The Board must seek information from the planning authority within one week, which must be given by the planning authority within another week. Within four weeks of receiving the appeal, the Board must decide whether to grant permission to appeal.
Where the planning permission by reason of conditions applied materially affects the applicant’s enjoyment of land and reduces its value, the request for permission to appeal is to be granted. If permission to appeal is granted, the applicant must submit the appeal within two weeks.
Decision on the Appeal
The Board has an obligation to decide on the appeal within 18 weeks. However, unlike the time limits applicable to the planning authority stage, this time limit is not strict and may be extended. Extensions are very commonly required, with the result that the actual timeframe is commonly four to nine months.
The Board considers the application anew. It is not just a review of the planning authority’s decision. The Board must give reasons for its decision. Likewise, the individual conditions should be assigned reasons.
The Board may grant planning permission even though it contravenes the development plan. It may do so
- where the development is of strategic or national importance;
- where there are conflicting objectives in the plan or where the objective is not clearly stated in relation to the development
- where planning permission should be granted having regard to regional planning guidelines, statutory obligations of authorities, government policy or
- where planning permission should be granted having regard to the pattern of development and permission granted in the area since the making of the development plan.
Where the Board grants a permission which contravenes the development plan, it must give reasons and consideration.
Appeal Issues
The Board can dismiss an appeal if it is vexatious, frivolous or is made with the intention of delaying the development or securing payment of monies as an inducement. The Board can act on its own motion and may use a short-form procedure. If the appealing party does succeed in substance on the grounds of appeal or if it considers that the appeal was made with the intention of delaying the development or securing gain, it may award costs against the person who makes the appeal.
The Board can require parties to the appeal to deliver documents, particulars or information as they consider necessary to decide the appeal. The Board can assign a person to make a written report to the Board. It will usually appoint an inspector to prepare a report and recommendation. If there is an oral hearing, the inspector who conducts it must also prepare a report and recommendation. The report is available for public inspection.

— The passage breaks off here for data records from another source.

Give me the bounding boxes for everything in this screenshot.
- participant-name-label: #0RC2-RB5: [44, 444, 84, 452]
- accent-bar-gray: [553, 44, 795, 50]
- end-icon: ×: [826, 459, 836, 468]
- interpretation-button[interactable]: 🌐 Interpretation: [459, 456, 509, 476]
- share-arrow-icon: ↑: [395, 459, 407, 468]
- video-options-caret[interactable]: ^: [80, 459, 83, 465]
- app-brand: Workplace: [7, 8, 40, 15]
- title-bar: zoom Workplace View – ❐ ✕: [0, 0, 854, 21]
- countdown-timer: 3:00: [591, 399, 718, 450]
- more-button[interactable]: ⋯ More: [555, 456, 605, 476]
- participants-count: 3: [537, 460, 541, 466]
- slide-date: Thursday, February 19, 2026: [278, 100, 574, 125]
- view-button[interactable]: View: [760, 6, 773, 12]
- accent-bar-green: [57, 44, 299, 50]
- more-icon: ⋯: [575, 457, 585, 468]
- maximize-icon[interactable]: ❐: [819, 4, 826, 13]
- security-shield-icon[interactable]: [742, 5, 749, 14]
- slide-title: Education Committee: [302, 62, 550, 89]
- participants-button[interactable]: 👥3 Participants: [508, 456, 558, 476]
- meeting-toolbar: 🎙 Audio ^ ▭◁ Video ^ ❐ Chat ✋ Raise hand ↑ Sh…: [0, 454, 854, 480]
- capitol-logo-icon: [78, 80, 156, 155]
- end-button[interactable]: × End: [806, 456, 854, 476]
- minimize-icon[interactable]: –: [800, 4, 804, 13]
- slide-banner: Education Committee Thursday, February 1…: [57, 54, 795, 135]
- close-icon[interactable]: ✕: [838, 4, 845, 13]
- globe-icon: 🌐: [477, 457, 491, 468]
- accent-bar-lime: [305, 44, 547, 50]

An appeal may be made to the Board in relation to financial contributions only. When the Board is considering the appeal, it should apply the development contribution scheme provisions of the planning authority itself. In the case of an appeal against a contribution in accordance with the planning authority’s contribution scheme, the appeal is limited to a complaint that the planning authority has not properly applied its own scheme.
Oral Hearing
The appealing party or the planning authority may request an oral hearing. The Board decides, at its discretion, whether or not to afford an oral hearing. The Board gives all persons concerned and other relevant public bodies at least one week’s notice of the hearing.
Hearings are not overly formal. The person conducting the hearing decides the procedure. Basic constitutional justice should be observed.
Evidence may be heard on oath. The sanctions for failure to answer questions and privileges against self-incrimination, which apply in a Court case, apply on a planning appeal. The Board may require third parties to attend with documents.